A dagitty DAG whose nodes match the column names of the profiles data frame in inst/extdata/case_cerrado_results.rds.

Details

The edges encode six classes of Cerrado pedogenetic relations:

Relief -> climate

Elevation modulates temperature (adiabatic lapse) and precipitation (orographic forcing) via elev -> bio1, elev -> bio12, elev -> slope.

Climate -> vegetation / land cover

Bio1 (mean annual temperature) and bio12 (mean annual precipitation) drive the fraction of land covered by trees, grassland and cropland.

Relief -> texture

Steep slopes export fine fractions (slope -> soilgrids_clay) and accumulate coarse fractions downslope (slope -> soilgrids_sand).

Texture -> bulk density

Fine-textured soils compact differently (soilgrids_clay -> soilgrids_bdod).

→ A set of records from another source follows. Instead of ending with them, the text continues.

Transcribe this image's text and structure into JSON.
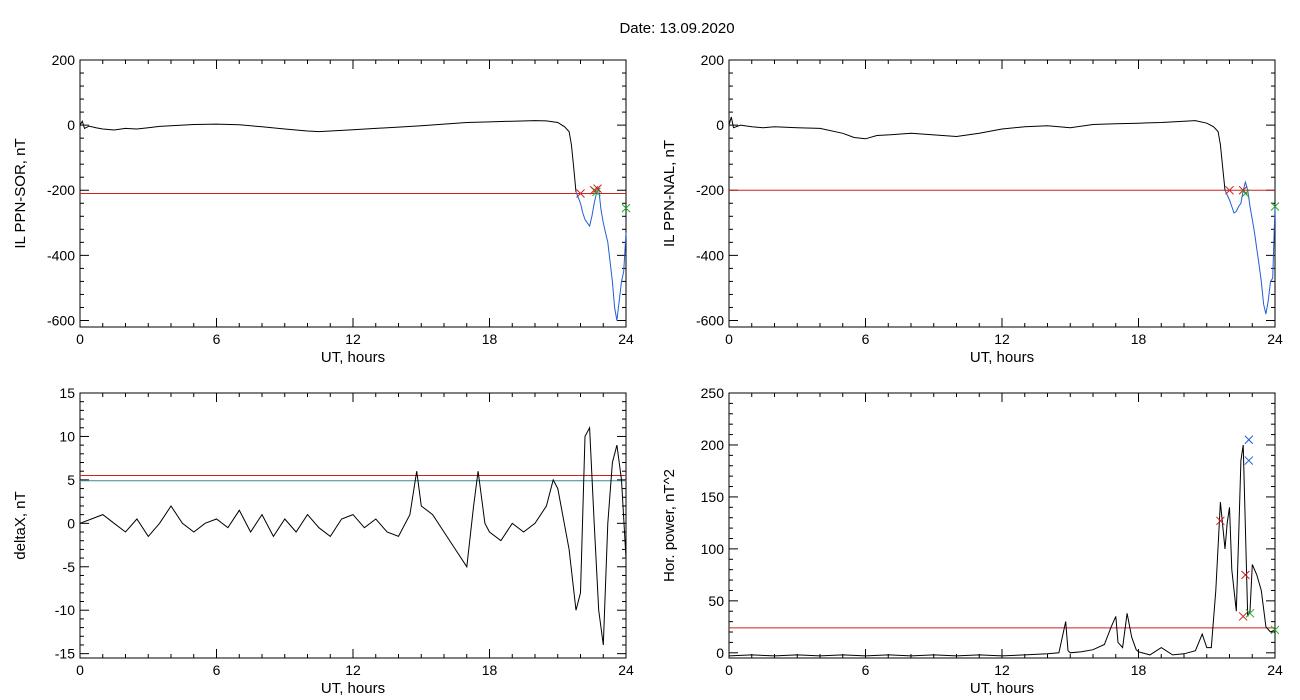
{
  "figure_title": "Date:  13.09.2020",
  "chart_data": [
    {
      "id": "sor",
      "type": "line",
      "xlabel": "UT, hours",
      "ylabel": "IL PPN-SOR, nT",
      "xlim": [
        0,
        24
      ],
      "ylim": [
        -620,
        200
      ],
      "xticks": [
        0,
        6,
        12,
        18,
        24
      ],
      "yticks": [
        -600,
        -400,
        -200,
        0,
        200
      ],
      "threshold": -210,
      "series": [
        {
          "color": "#000000",
          "x": [
            0,
            0.1,
            0.2,
            0.4,
            0.7,
            1,
            1.5,
            2,
            2.5,
            3,
            3.5,
            4,
            5,
            6,
            7,
            8,
            9,
            10,
            10.5,
            11,
            12,
            13,
            14,
            15,
            16,
            17,
            18,
            19,
            20,
            20.5,
            21,
            21.3,
            21.5,
            21.6,
            21.7,
            21.8
          ],
          "y": [
            0,
            12,
            -10,
            -3,
            -8,
            -12,
            -15,
            -10,
            -12,
            -8,
            -4,
            -2,
            2,
            3,
            1,
            -5,
            -12,
            -18,
            -20,
            -18,
            -14,
            -10,
            -6,
            -2,
            3,
            8,
            10,
            12,
            14,
            13,
            8,
            -5,
            -20,
            -60,
            -130,
            -205
          ]
        },
        {
          "color": "#1f5fd6",
          "x": [
            21.8,
            22,
            22.1,
            22.2,
            22.3,
            22.4,
            22.5,
            22.6,
            22.7,
            22.8,
            22.9,
            23.0,
            23.1,
            23.2,
            23.3,
            23.4,
            23.5,
            23.6,
            23.7,
            23.8,
            23.9,
            24
          ],
          "y": [
            -205,
            -240,
            -270,
            -290,
            -300,
            -310,
            -280,
            -240,
            -210,
            -195,
            -260,
            -300,
            -330,
            -360,
            -420,
            -480,
            -560,
            -600,
            -540,
            -480,
            -450,
            -330
          ]
        }
      ],
      "markers": [
        {
          "x": 22.0,
          "y": -210,
          "color": "#cc2222"
        },
        {
          "x": 22.6,
          "y": -200,
          "color": "#cc2222"
        },
        {
          "x": 22.7,
          "y": -205,
          "color": "#22aa22"
        },
        {
          "x": 22.75,
          "y": -195,
          "color": "#cc2222"
        },
        {
          "x": 24,
          "y": -255,
          "color": "#22aa22"
        }
      ]
    },
    {
      "id": "nal",
      "type": "line",
      "xlabel": "UT, hours",
      "ylabel": "IL PPN-NAL, nT",
      "xlim": [
        0,
        24
      ],
      "ylim": [
        -620,
        200
      ],
      "xticks": [
        0,
        6,
        12,
        18,
        24
      ],
      "yticks": [
        -600,
        -400,
        -200,
        0,
        200
      ],
      "threshold": -200,
      "series": [
        {
          "color": "#000000",
          "x": [
            0,
            0.1,
            0.2,
            0.5,
            1,
            1.5,
            2,
            3,
            4,
            5,
            5.5,
            6,
            6.5,
            7,
            8,
            9,
            10,
            11,
            12,
            13,
            14,
            15,
            16,
            17,
            18,
            19,
            20,
            20.5,
            21,
            21.3,
            21.5,
            21.6,
            21.7,
            21.8
          ],
          "y": [
            0,
            25,
            -8,
            0,
            -5,
            -8,
            -5,
            -8,
            -10,
            -25,
            -38,
            -42,
            -32,
            -30,
            -25,
            -30,
            -35,
            -25,
            -12,
            -5,
            -2,
            -8,
            2,
            4,
            6,
            8,
            12,
            14,
            6,
            -5,
            -20,
            -60,
            -130,
            -200
          ]
        },
        {
          "color": "#1f5fd6",
          "x": [
            21.8,
            22,
            22.1,
            22.2,
            22.3,
            22.4,
            22.5,
            22.6,
            22.7,
            22.8,
            22.9,
            23.0,
            23.1,
            23.2,
            23.3,
            23.4,
            23.5,
            23.6,
            23.7,
            23.8,
            23.9,
            24
          ],
          "y": [
            -200,
            -230,
            -250,
            -270,
            -265,
            -250,
            -240,
            -200,
            -175,
            -200,
            -250,
            -290,
            -330,
            -380,
            -430,
            -480,
            -550,
            -580,
            -540,
            -480,
            -470,
            -250
          ]
        }
      ],
      "markers": [
        {
          "x": 22.0,
          "y": -200,
          "color": "#cc2222"
        },
        {
          "x": 22.6,
          "y": -200,
          "color": "#cc2222"
        },
        {
          "x": 22.7,
          "y": -210,
          "color": "#22aa22"
        },
        {
          "x": 24,
          "y": -250,
          "color": "#22aa22"
        }
      ]
    },
    {
      "id": "deltax",
      "type": "line",
      "xlabel": "UT, hours",
      "ylabel": "deltaX, nT",
      "xlim": [
        0,
        24
      ],
      "ylim": [
        -15.5,
        15
      ],
      "xticks": [
        0,
        6,
        12,
        18,
        24
      ],
      "yticks": [
        -15,
        -10,
        -5,
        0,
        5,
        10,
        15
      ],
      "threshold": 5.5,
      "threshold2": 4.9,
      "series": [
        {
          "color": "#000000",
          "x": [
            0,
            0.5,
            1,
            1.5,
            2,
            2.5,
            3,
            3.5,
            4,
            4.5,
            5,
            5.5,
            6,
            6.5,
            7,
            7.5,
            8,
            8.5,
            9,
            9.5,
            10,
            10.5,
            11,
            11.5,
            12,
            12.5,
            13,
            13.5,
            14,
            14.5,
            14.8,
            15,
            15.5,
            16,
            16.5,
            17,
            17.3,
            17.5,
            17.8,
            18,
            18.5,
            19,
            19.5,
            20,
            20.5,
            20.8,
            21,
            21.5,
            21.8,
            22,
            22.2,
            22.4,
            22.6,
            22.8,
            23,
            23.2,
            23.4,
            23.6,
            23.8,
            24
          ],
          "y": [
            0,
            0.5,
            1,
            0,
            -1,
            0.5,
            -1.5,
            0,
            2,
            0,
            -1,
            0,
            0.5,
            -0.5,
            1.5,
            -1,
            1,
            -1.5,
            0.5,
            -1,
            1,
            -0.5,
            -1.5,
            0.5,
            1,
            -0.5,
            0.5,
            -1,
            -1.5,
            1,
            6,
            2,
            1,
            -1,
            -3,
            -5,
            2,
            6,
            0,
            -1,
            -2,
            0,
            -1,
            0,
            2,
            5,
            4,
            -3,
            -10,
            -8,
            10,
            11,
            0,
            -10,
            -14,
            0,
            7,
            9,
            5,
            -4
          ]
        }
      ],
      "markers": []
    },
    {
      "id": "power",
      "type": "line",
      "xlabel": "UT, hours",
      "ylabel": "Hor. power, nT^2",
      "xlim": [
        0,
        24
      ],
      "ylim": [
        -5,
        250
      ],
      "xticks": [
        0,
        6,
        12,
        18,
        24
      ],
      "yticks": [
        0,
        50,
        100,
        150,
        200,
        250
      ],
      "threshold": 24,
      "series": [
        {
          "color": "#000000",
          "x": [
            0,
            1,
            2,
            3,
            4,
            5,
            6,
            7,
            8,
            9,
            10,
            11,
            12,
            13,
            14,
            14.5,
            14.8,
            14.9,
            15,
            15.5,
            16,
            16.5,
            16.8,
            17,
            17.1,
            17.3,
            17.5,
            17.7,
            17.9,
            18,
            18.5,
            19,
            19.5,
            20,
            20.5,
            20.8,
            21,
            21.2,
            21.4,
            21.6,
            21.8,
            21.9,
            22,
            22.1,
            22.3,
            22.4,
            22.5,
            22.6,
            22.7,
            22.8,
            22.9,
            23,
            23.2,
            23.4,
            23.6,
            23.8,
            24
          ],
          "y": [
            -3,
            -2,
            -3,
            -2,
            -3,
            -2,
            -3,
            -2,
            -3,
            -2,
            -3,
            -2,
            -3,
            -2,
            -1,
            0,
            30,
            2,
            0,
            1,
            3,
            8,
            25,
            35,
            10,
            5,
            38,
            15,
            3,
            1,
            -2,
            5,
            -2,
            -1,
            2,
            18,
            5,
            5,
            60,
            145,
            100,
            125,
            140,
            80,
            40,
            110,
            185,
            200,
            120,
            35,
            40,
            85,
            75,
            60,
            25,
            20,
            22
          ]
        }
      ],
      "markers": [
        {
          "x": 21.6,
          "y": 127,
          "color": "#cc2222"
        },
        {
          "x": 22.7,
          "y": 75,
          "color": "#cc2222"
        },
        {
          "x": 22.6,
          "y": 35,
          "color": "#cc2222"
        },
        {
          "x": 22.9,
          "y": 38,
          "color": "#22aa22"
        },
        {
          "x": 22.85,
          "y": 205,
          "color": "#1f5fd6"
        },
        {
          "x": 22.85,
          "y": 185,
          "color": "#1f5fd6"
        },
        {
          "x": 24,
          "y": 22,
          "color": "#22aa22"
        }
      ]
    }
  ],
  "colors": {
    "threshold": "#cc2222",
    "threshold2": "#3a8a8a"
  }
}
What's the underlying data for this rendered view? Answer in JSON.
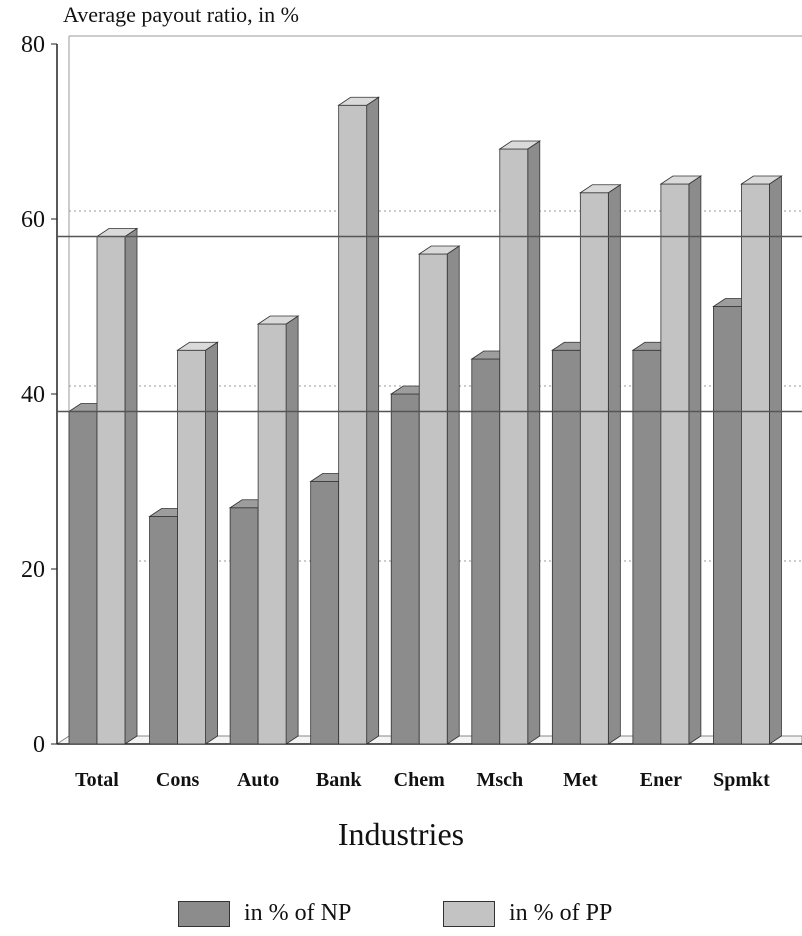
{
  "chart_data": {
    "type": "bar",
    "title": "",
    "ylabel": "Average payout ratio, in %",
    "xlabel": "Industries",
    "ylim": [
      0,
      80
    ],
    "yticks": [
      0,
      20,
      40,
      60,
      80
    ],
    "categories": [
      "Total",
      "Cons",
      "Auto",
      "Bank",
      "Chem",
      "Msch",
      "Met",
      "Ener",
      "Spmkt"
    ],
    "series": [
      {
        "name": "in % of NP",
        "values": [
          38,
          26,
          27,
          30,
          40,
          44,
          45,
          45,
          50
        ],
        "color": "#8c8c8c"
      },
      {
        "name": "in % of PP",
        "values": [
          58,
          45,
          48,
          73,
          56,
          68,
          63,
          64,
          64
        ],
        "color": "#c3c3c3"
      }
    ],
    "reference_lines": [
      38,
      58
    ],
    "grid": "dotted horizontal at 20, 40, 60",
    "style": "3d-bars",
    "legend_position": "bottom"
  }
}
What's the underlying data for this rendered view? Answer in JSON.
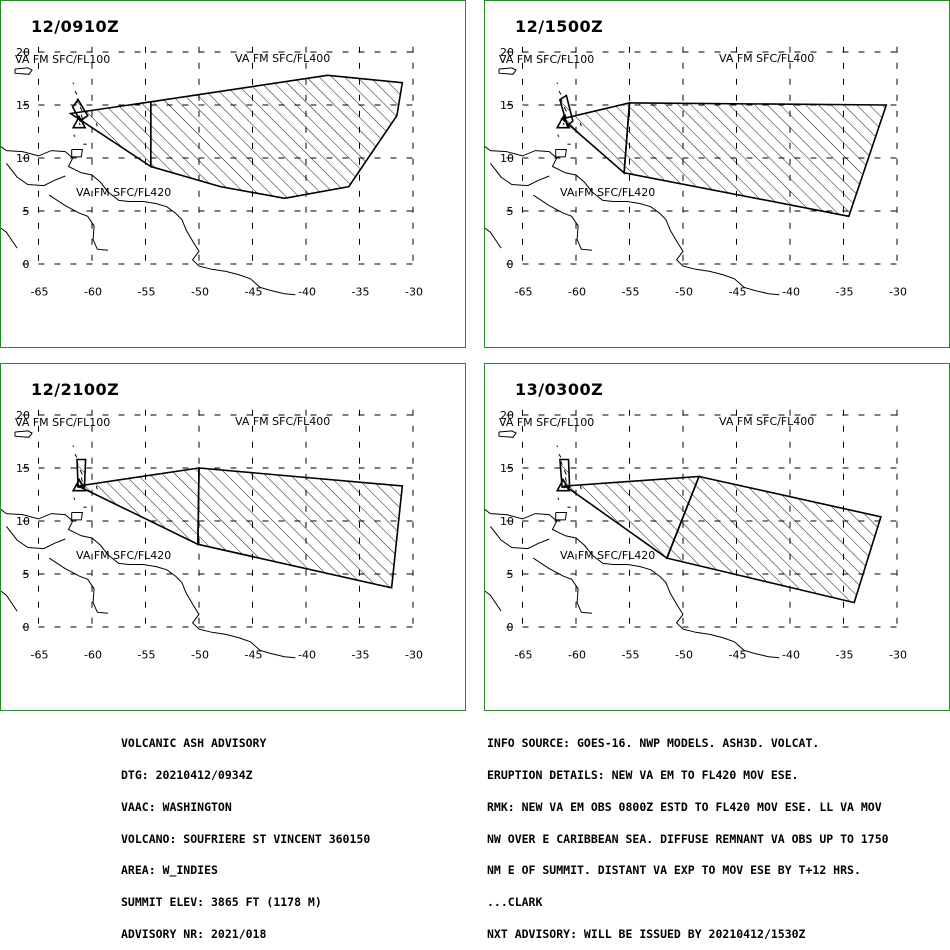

Climate + texture -> SOC (direct)

Both sides drive decomposition vs mineral protection.

Land cover -> SOC

Native savanna vs. pasture vs. cropland produce 3-4x SOC differences in Cerrado topsoil; the land-cover fractions are the dominant single factor.

See also

causal_cerrado_dag() for the short-label schematic version; causal_adjustment_set() and causal_estimate_effect() for identification + estimation.